1 thought on “EaglExit Draft Proposal Review”

  1. I wish to thank the writer for providing information on the EagleExit initiative. I occasionally travel the highway and have noticed the signs and figured there was a movement to separate Eagle River from the MOA. I wasn’t sure where to go to begin my “gathering of information.” The fact that the Anchorage city limits have traditionally extended so far north and south of the city has always bothered me. I am sure that the organizing Statehood documents recognize the need for proper representation when the population levels increase in distinct areas. The natural American instinct is to separate from a body that no longer recognizes the people that it pretends to represent. The current Anchorage assembly is a prime example of a power base that is doing all it can to maintain its level of power, control, and influence in as much territory as it can, and at the same time ignore the needs and concerns of the constituency. I personally would love to see the the Mat-Su borough be sub-divided into the local jurisdictions. The big picture reveals, at a glance, that the boroughs are interested only in self preservation and maintaining a dominant stance over the area they pretend to represent.They have erected barriers and made laws to separate their governing authority from the people they represent. I have lived here a long time. I watched it change from communities being represented at the Borough level to the communities bending to the will of the boroughs demands.

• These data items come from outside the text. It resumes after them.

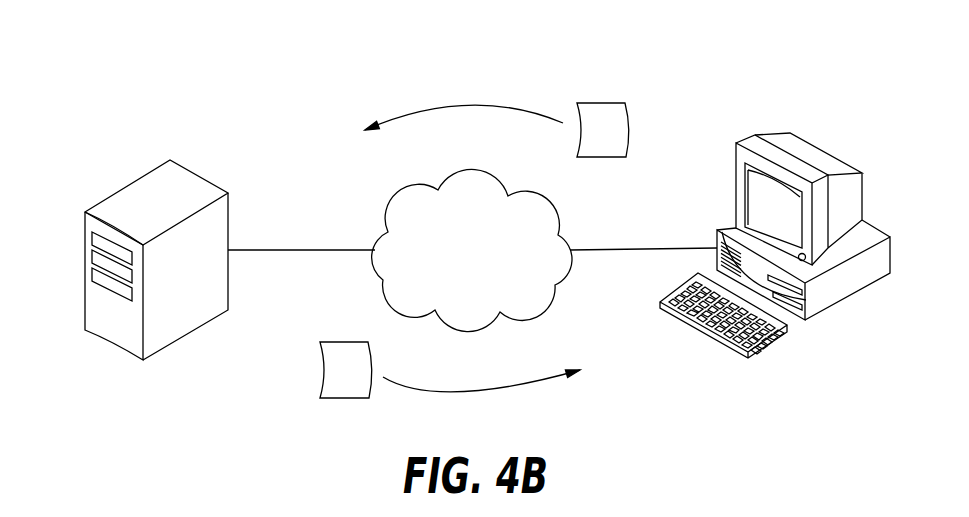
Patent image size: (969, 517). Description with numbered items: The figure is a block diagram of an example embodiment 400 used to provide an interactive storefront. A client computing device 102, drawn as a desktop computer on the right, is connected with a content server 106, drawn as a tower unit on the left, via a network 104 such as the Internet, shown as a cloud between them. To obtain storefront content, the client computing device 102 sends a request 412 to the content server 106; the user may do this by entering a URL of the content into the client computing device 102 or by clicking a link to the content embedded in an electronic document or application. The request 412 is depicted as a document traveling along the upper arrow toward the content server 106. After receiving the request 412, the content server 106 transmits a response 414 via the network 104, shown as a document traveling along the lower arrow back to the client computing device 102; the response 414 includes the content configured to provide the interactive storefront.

The system / data flow diagram 400 is at (200, 45).
The content server 106 is at (83, 268).
The network 104 is at (475, 171).
The client computing device 102 is at (863, 195).
The request 412 is at (625, 130).
The response 414 is at (320, 368).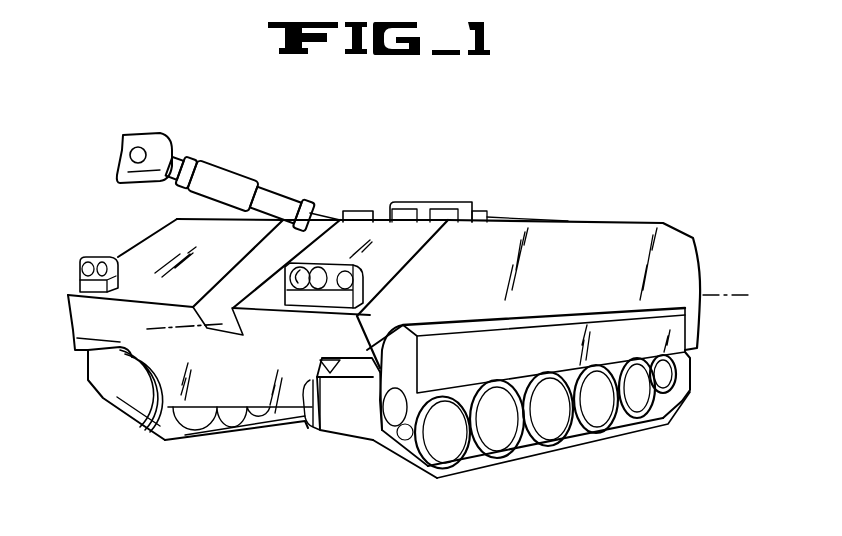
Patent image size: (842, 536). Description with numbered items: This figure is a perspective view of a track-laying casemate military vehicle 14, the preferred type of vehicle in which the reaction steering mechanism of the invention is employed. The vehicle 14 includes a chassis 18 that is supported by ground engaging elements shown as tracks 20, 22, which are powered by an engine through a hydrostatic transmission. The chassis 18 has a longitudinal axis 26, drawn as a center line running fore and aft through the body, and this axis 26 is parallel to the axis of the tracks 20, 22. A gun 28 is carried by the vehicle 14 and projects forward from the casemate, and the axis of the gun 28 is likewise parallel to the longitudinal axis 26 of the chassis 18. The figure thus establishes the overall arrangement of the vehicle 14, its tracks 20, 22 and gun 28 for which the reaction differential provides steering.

The track-laying casemate military vehicle 14 is at (519, 177).
The chassis 18 is at (672, 224).
The track 20 is at (103, 392).
The track 22 is at (362, 452).
The longitudinal axis 26 is at (159, 328).
The gun 28 is at (273, 190).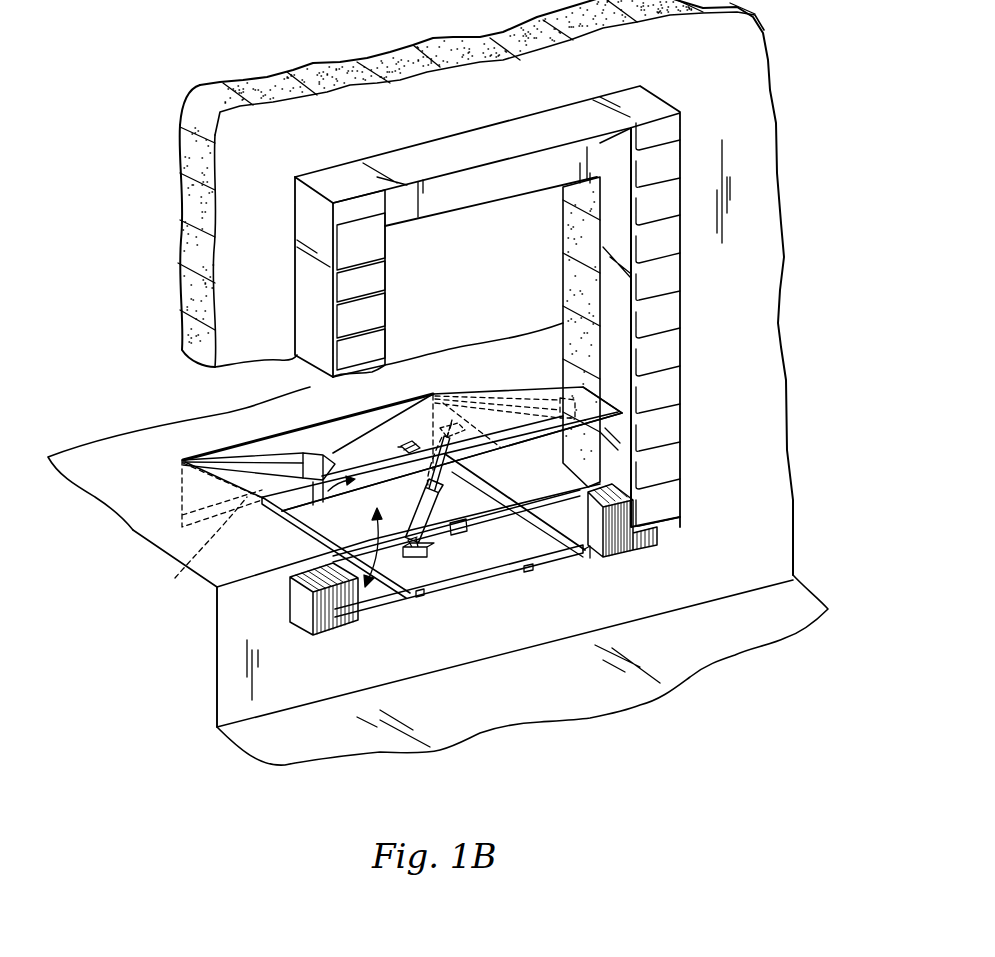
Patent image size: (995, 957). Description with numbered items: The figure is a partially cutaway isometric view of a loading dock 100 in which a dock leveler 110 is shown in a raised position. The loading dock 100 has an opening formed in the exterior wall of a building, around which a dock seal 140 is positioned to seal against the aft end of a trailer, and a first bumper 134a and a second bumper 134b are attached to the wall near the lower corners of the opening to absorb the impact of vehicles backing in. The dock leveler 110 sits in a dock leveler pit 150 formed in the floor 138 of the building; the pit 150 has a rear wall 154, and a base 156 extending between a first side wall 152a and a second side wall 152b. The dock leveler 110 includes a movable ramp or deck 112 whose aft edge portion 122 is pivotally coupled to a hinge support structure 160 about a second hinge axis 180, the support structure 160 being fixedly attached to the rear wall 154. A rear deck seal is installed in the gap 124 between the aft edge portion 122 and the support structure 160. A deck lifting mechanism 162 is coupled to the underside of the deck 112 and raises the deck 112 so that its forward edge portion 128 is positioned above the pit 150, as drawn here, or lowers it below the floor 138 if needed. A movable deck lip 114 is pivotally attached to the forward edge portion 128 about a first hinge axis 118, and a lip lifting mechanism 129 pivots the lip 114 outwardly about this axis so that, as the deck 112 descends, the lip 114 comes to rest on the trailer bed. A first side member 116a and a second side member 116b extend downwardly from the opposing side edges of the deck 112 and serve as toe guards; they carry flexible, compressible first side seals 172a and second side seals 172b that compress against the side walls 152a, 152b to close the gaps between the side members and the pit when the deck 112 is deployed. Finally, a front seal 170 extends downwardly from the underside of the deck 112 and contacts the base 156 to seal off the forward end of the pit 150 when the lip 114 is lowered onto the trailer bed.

The loading dock 100 is at (741, 274).
The dock leveler 110 is at (552, 386).
The deck 112 is at (415, 392).
The deck lip 114 is at (600, 413).
The first side member 116a is at (288, 460).
The second side member 116b is at (543, 390).
The first hinge axis 118 is at (316, 452).
The aft edge portion 122 is at (292, 455).
The gap 124 is at (227, 443).
The forward edge portion 128 is at (348, 405).
The lip lifting mechanism 129 is at (355, 520).
The first bumper 134a is at (325, 622).
The second bumper 134b is at (635, 548).
The floor 138 is at (122, 472).
The dock seal 140 is at (527, 177).
The dock leveler pit 150 is at (543, 489).
The first side wall 152a is at (250, 497).
The second side wall 152b is at (548, 520).
The rear wall 154 is at (135, 530).
The base 156 is at (472, 563).
The hinge support structure 160 is at (425, 430).
The deck lifting mechanism 162 is at (455, 540).
The front seal 170 is at (565, 430).
The first side seals 172a is at (165, 478).
The second side seals 172b is at (460, 423).
The second hinge axis 180 is at (207, 453).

    In the past I have served on a local community council and was an active participant in creating the Sutton Community Plan. I know how important a role the community council can play in the representation of the community. For that representation to be ignored in the record is a dominant sign that abuse and corruption are at the core of the ruling body.
    I have read your supporting arguments and stand in solidarity. It is time for a change in a right and more productive direction. There is no way the MOA bureaucracy can support their failing educational record. We are told they need more money, ALL the time, but the problems never get addressed. These bureaucracies only exist to serve themselves. The children, their knowledge, and their futures are being sacrificed to support the financial gains of the people and institutions involved. The current times reveal that the existing federal model of centralized power does not work. All the little power brokers try to imitate the big dog, but it is a lie. It is time to get back to our roots.